A fundamentar os seus pedidos, alegam que Autores e Réus são proprietários de prédios que confrontam entre si. Indicam como título de aquisição, a usucapião e o registo; que o prédio dos Réus confronta a sul e poente com o prédio dos Autores; que no alçado norte do prédio dos Autores, ao nível do primeiro andar existe uma janela com as dimensões de 50 cm de largura por 22 cm de altura, mostrando-se constituída a favor do prédio dos Autores uma servidão de vistas, que onera o prédio dos Réus; a referida janela mostra-se construída, há mais de 30 anos e é utilizada pelos Autores, para arejamento e entrada de luz; em 2000, os Réus procederam à realização de obras no seu prédio e elevaram o primeiro andar e o telhado, sem respeitar a distância mínima prevista na lei, prejudicando a entrada de ar e luz, através da janela.
Os réus contestaram, alegando, além do mais, que a referida abertura constitui um mero óculo para entrada de luz e ar, que se situa a 1,80 m do sobrado pelo lado interior do prédio, permitindo que o proprietário confinante possa a todo o momento erguer construção ou muro ainda que vede a abertura; na sequência das obras que realizaram no seu prédio, construíram um saguão com 1m por 60 cm, que continua a garantir a entrada de ar e luz pelo óculo situado no prédio dos Autores.

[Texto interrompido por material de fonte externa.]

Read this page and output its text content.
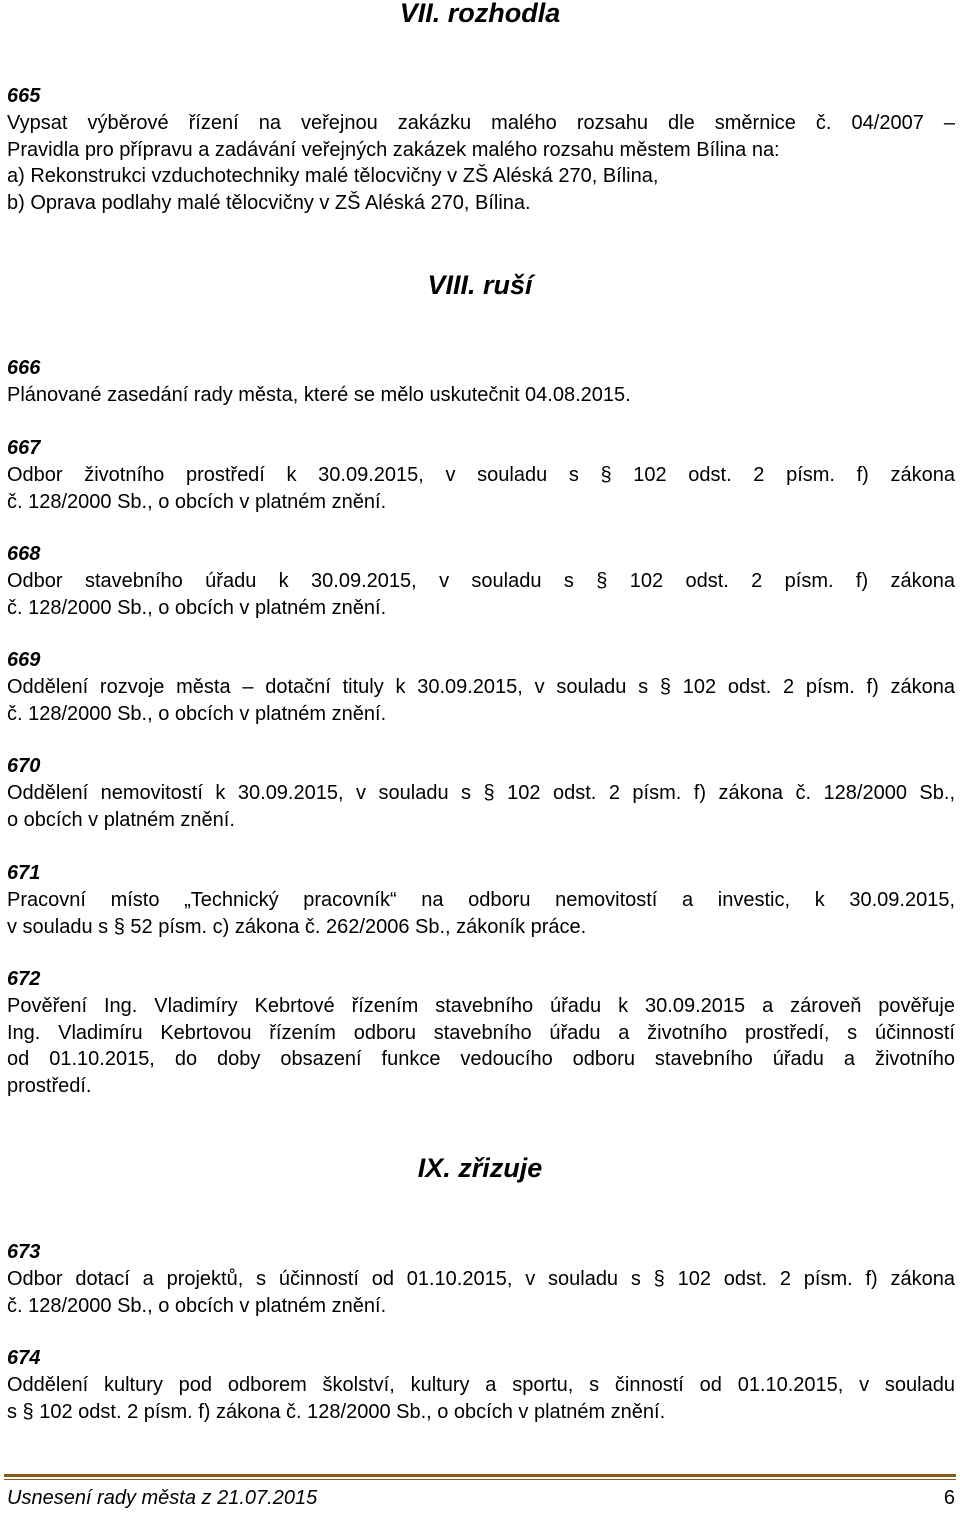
VII. rozhodla
665

Vypsat výběrové řízení na veřejnou zakázku malého rozsahu dle směrnice č. 04/2007 –

Pravidla pro přípravu a zadávání veřejných zakázek malého rozsahu městem Bílina na:

a) Rekonstrukci vzduchotechniky malé tělocvičny v ZŠ Aléská 270, Bílina,

b) Oprava podlahy malé tělocvičny v ZŠ Aléská 270, Bílina.

VIII. ruší
666

Plánované zasedání rady města, které se mělo uskutečnit 04.08.2015.

667

Odbor životního prostředí k 30.09.2015, v souladu s § 102 odst. 2 písm. f) zákona

č. 128/2000 Sb., o obcích v platném znění.

668

Odbor stavebního úřadu k 30.09.2015, v souladu s § 102 odst. 2 písm. f) zákona

č. 128/2000 Sb., o obcích v platném znění.

669

Oddělení rozvoje města – dotační tituly k 30.09.2015, v souladu s § 102 odst. 2 písm. f) zákona

č. 128/2000 Sb., o obcích v platném znění.

670

Oddělení nemovitostí k 30.09.2015, v souladu s § 102 odst. 2 písm. f) zákona č. 128/2000 Sb.,

o obcích v platném znění.

671

Pracovní místo „Technický pracovník“ na odboru nemovitostí a investic, k 30.09.2015,

v souladu s § 52 písm. c) zákona č. 262/2006 Sb., zákoník práce.

672

Pověření Ing. Vladimíry Kebrtové řízením stavebního úřadu k 30.09.2015 a zároveň pověřuje

Ing. Vladimíru Kebrtovou řízením odboru stavebního úřadu a životního prostředí, s účinností

od 01.10.2015, do doby obsazení funkce vedoucího odboru stavebního úřadu a životního

prostředí.

IX. zřizuje
673

Odbor dotací a projektů, s účinností od 01.10.2015, v souladu s § 102 odst. 2 písm. f) zákona

č. 128/2000 Sb., o obcích v platném znění.

674

Oddělení kultury pod odborem školství, kultury a sportu, s činností od 01.10.2015, v souladu

s § 102 odst. 2 písm. f) zákona č. 128/2000 Sb., o obcích v platném znění.

Usnesení rady města z 21.07.2015	6
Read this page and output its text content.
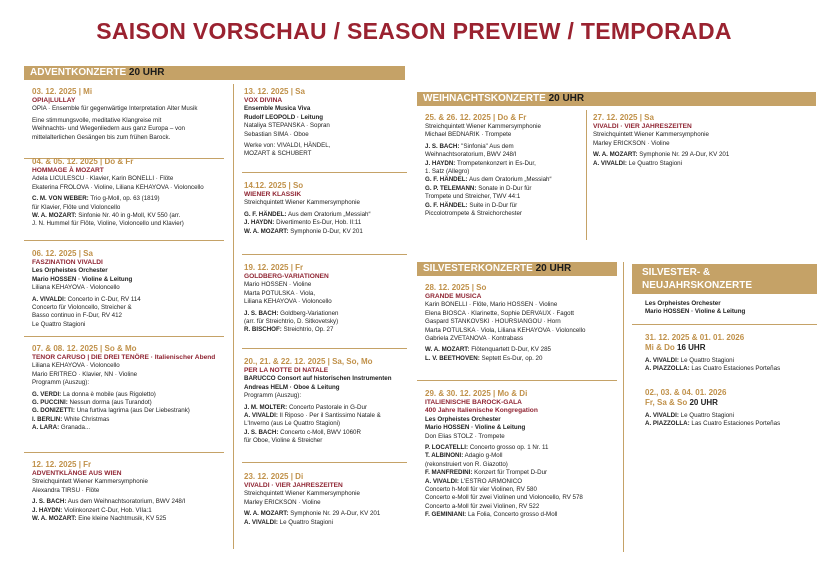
SAISON VORSCHAU / SEASON PREVIEW / TEMPORADA
ADVENTKONZERTE 20 UHR
WEIHNACHTSKONZERTE 20 UHR
SILVESTERKONZERTE 20 UHR	SILVESTER- & NEUJAHRSKONZERTE
03. 12. 2025 | Mi
OPIA|LULLAY
OPIA · Ensemble für gegenwärtige Interpretation Alter Musik
Eine stimmungsvolle, meditative Klangreise mit
Weihnachts- und Wiegenliedern aus ganz Europa – von
mittelalterlichen Gesängen bis zum frühen Barock.
04. & 05. 12. 2025 | Do & Fr
HOMMAGE À MOZART
Adela LICULESCU · Klavier, Karin BONELLI · Flöte
Ekaterina FROLOVA · Violine, Liliana KEHAYOVA · Violoncello
C. M. VON WEBER: Trio g-Moll, op. 63 (1819)
für Klavier, Flöte und Violoncello
W. A. MOZART: Sinfonie Nr. 40 in g-Moll, KV 550 (arr.
J. N. Hummel für Flöte, Violine, Violoncello und Klavier)
06. 12. 2025 | Sa
FASZINATION VIVALDI
Les Orpheistes Orchester
Mario HOSSEN · Violine & Leitung
Liliana KEHAYOVA · Violoncello
A. VIVALDI: Concerto in C-Dur, RV 114
Concerto für Violoncello, Streicher &
Basso continuo in F-Dur, RV 412
Le Quattro Stagioni
07. & 08. 12. 2025 | So & Mo
TENOR CARUSO | DIE DREI TENÖRE · Italienischer Abend
Liliana KEHAYOVA · Violoncello
Mario ERITREO · Klavier, NN · Violine
Programm (Auszug):
G. VERDI: La donna è mobile (aus Rigoletto)
G. PUCCINI: Nessun dorma (aus Turandot)
G. DONIZETTI: Una furtiva lagrima (aus Der Liebestrank)
I. BERLIN: White Christmas
A. LARA: Granada...
12. 12. 2025 | Fr
ADVENTKLÄNGE AUS WIEN
Streichquintett Wiener Kammersymphonie
Alexandra TIRSU · Flöte
J. S. BACH: Aus dem Weihnachtsoratorium, BWV 248/I
J. HAYDN: Violinkonzert C-Dur, Hob. VIIa:1
W. A. MOZART: Eine kleine Nachtmusik, KV 525
13. 12. 2025 | Sa
VOX DIVINA
Ensemble Musica Viva
Rudolf LEOPOLD · Leitung
Nataliya STEPANSKA · Sopran
Sebastian SIMA · Oboe
Werke von: VIVALDI, HÄNDEL,
MOZART & SCHUBERT
14.12. 2025 | So
WIENER KLASSIK
Streichquintett Wiener Kammersymphonie
G. F. HÄNDEL: Aus dem Oratorium „Messiah“
J. HAYDN: Divertimento Es-Dur, Hob. II:11
W. A. MOZART: Symphonie D-Dur, KV 201
19. 12. 2025 | Fr
GOLDBERG-VARIATIONEN
Mario HOSSEN · Violine
Marta POTULSKA · Viola,
Liliana KEHAYOVA · Violoncello
J. S. BACH: Goldberg-Variationen
(arr. für Streichtrio, D. Sitkovetsky)
R. BISCHOF: Streichtrio, Op. 27
20., 21. & 22. 12. 2025 | Sa, So, Mo
PER LA NOTTE DI NATALE
BARUCCO Consort auf historischen Instrumenten
Andreas HELM · Oboe & Leitung
Programm (Auszug):
J. M. MOLTER: Concerto Pastorale in G-Dur
A. VIVALDI: Il Riposo · Per il Santissimo Natale &
L'Inverno (aus Le Quattro Stagioni)
J. S. BACH: Concerto c-Moll, BWV 1060R
für Oboe, Violine & Streicher
23. 12. 2025 | Di
VIVALDI · VIER JAHRESZEITEN
Streichquintett Wiener Kammersymphonie
Marley ERICKSON · Violine
W. A. MOZART: Symphonie Nr. 29 A-Dur, KV 201
A. VIVALDI: Le Quattro Stagioni
25. & 26. 12. 2025 | Do & Fr
Streichquintett Wiener Kammersymphonie
Michael BEDNARIK · Trompete
J. S. BACH: "Sinfonia" Aus dem
Weihnachtsoratorium, BWV 248/I
J. HAYDN: Trompetenkonzert in Es-Dur,
1. Satz (Allegro)
G. F. HÄNDEL: Aus dem Oratorium „Messiah“
G. P. TELEMANN: Sonate in D-Dur für
Trompete und Streicher, TWV 44:1
G. F. HÄNDEL: Suite in D-Dur für
Piccolotrompete & Streichorchester
27. 12. 2025 | Sa
VIVALDI · VIER JAHRESZEITEN
Streichquintett Wiener Kammersymphonie
Marley ERICKSON · Violine
W. A. MOZART: Symphonie Nr. 29 A-Dur, KV 201
A. VIVALDI: Le Quattro Stagioni
28. 12. 2025 | So
GRANDE MUSICA
Karin BONELLI · Flöte, Mario HOSSEN · Violine
Elena BIOSCA · Klarinette, Sophie DERVAUX · Fagott
Gaspard STANKOVSKI · HOURSIANGOU · Horn
Marta POTULSKA · Viola, Liliana KEHAYOVA · Violoncello
Gabriela ZVETANOVA · Kontrabass
W. A. MOZART: Flötenquartett D-Dur, KV 285
L. V. BEETHOVEN: Septett Es-Dur, op. 20
29. & 30. 12. 2025 | Mo & Di
ITALIENISCHE BAROCK-GALA
400 Jahre Italienische Kongregation
Les Orpheistes Orchester
Mario HOSSEN · Violine & Leitung
Don Elias STOLZ · Trompete
P. LOCATELLI: Concerto grosso op. 1 Nr. 11
T. ALBINONI: Adagio g-Moll
(rekonstruiert von R. Giazotto)
F. MANFREDINI: Konzert für Trompet D-Dur
A. VIVALDI: L'ESTRO ARMONICO
Concerto h-Moll für vier Violinen, RV 580
Concerto e-Moll für zwei Violinen und Violoncello, RV 578
Concerto a-Moll für zwei Violinen, RV 522
F. GEMINIANI: La Folia, Concerto grosso d-Moll
Les Orpheistes Orchester
Mario HOSSEN · Violine & Leitung
31. 12. 2025 & 01. 01. 2026
Mi & Do 16 UHR
A. VIVALDI: Le Quattro Stagioni
A. PIAZZOLLA: Las Cuatro Estaciones Porteñas
02., 03. & 04. 01. 2026
Fr, Sa & So 20 UHR
A. VIVALDI: Le Quattro Stagioni
A. PIAZZOLLA: Las Cuatro Estaciones Porteñas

Procedeu-se a julgamento e, a final, foi proferida sentença, na qual se considerou que, não se tendo provado os factos que configuram a aquisição do direito de servidão de vistas, não podem os autores ver reconhecido tal direito, nem lhes assiste a faculdade de requerer a demolição da construção executada no prédio dos réus, pois, a abertura existente não cria, nem constitui qualquer limitação para o prédio confinante. Nesta parte, julgou o pedido improcedente. Mas, condenou os réus a reconhecerem os autores como donos do prédio identificado no artigo 1º da petição inicial.
Inconformada com a referida decisão, a autora P... Soares recorreu para esta Relação, formulando as seguintes conclusões:
1.A sentença não fez uma correcta ponderação do direito aplicável aos factos e situação subjúdice, em duas vertentes/questões fundamentais – a classificação jurídica da abertura de 44 cmx20 cm, base da discussão dos presentes autos e na apreciação e decisão dos factos dados como não provados constantes dos artigos 16º, 19º da petição inicial.
2.No caso em mérito, temos uma abertura com 44 cmsx20 cms, que se situa a 1,80 m do sobrado pelo lado interior que, há mais de 30 anos, os autores utilizam para receber luz e arejar o quarto.
3.A Mmª Juiz a quo não considerou provado que a referida abertura/janela permitia que os autores desfrutassem das vistas que da mesma possam alcançar – artigo 16º da petição inicial.
4.Concluindo no sentido que sobre a referida abertura não é possível que qualquer pessoa se debruce, nem mesmo possibilite a passagem de uma cabeça humana em estado adulta, o que justifica a impossibilidade de desfrute de vistas sobre a mesma abertura.
5.Aquela abertura, ainda que com as dimensões de 44 cmx20 cm e situada a cerca de 1,80 m do sobrado interior, existe há mais de trinta anos, deita directamente para o prédio dos réus e permite a qualquer pessoa alcançar de frente as vistas do exterior, sem necessidade de se debruçar, para além de ser, por seu intermédio, que sempre os autores fizeram o arejamento e a iluminação solar da sua casa de habitação.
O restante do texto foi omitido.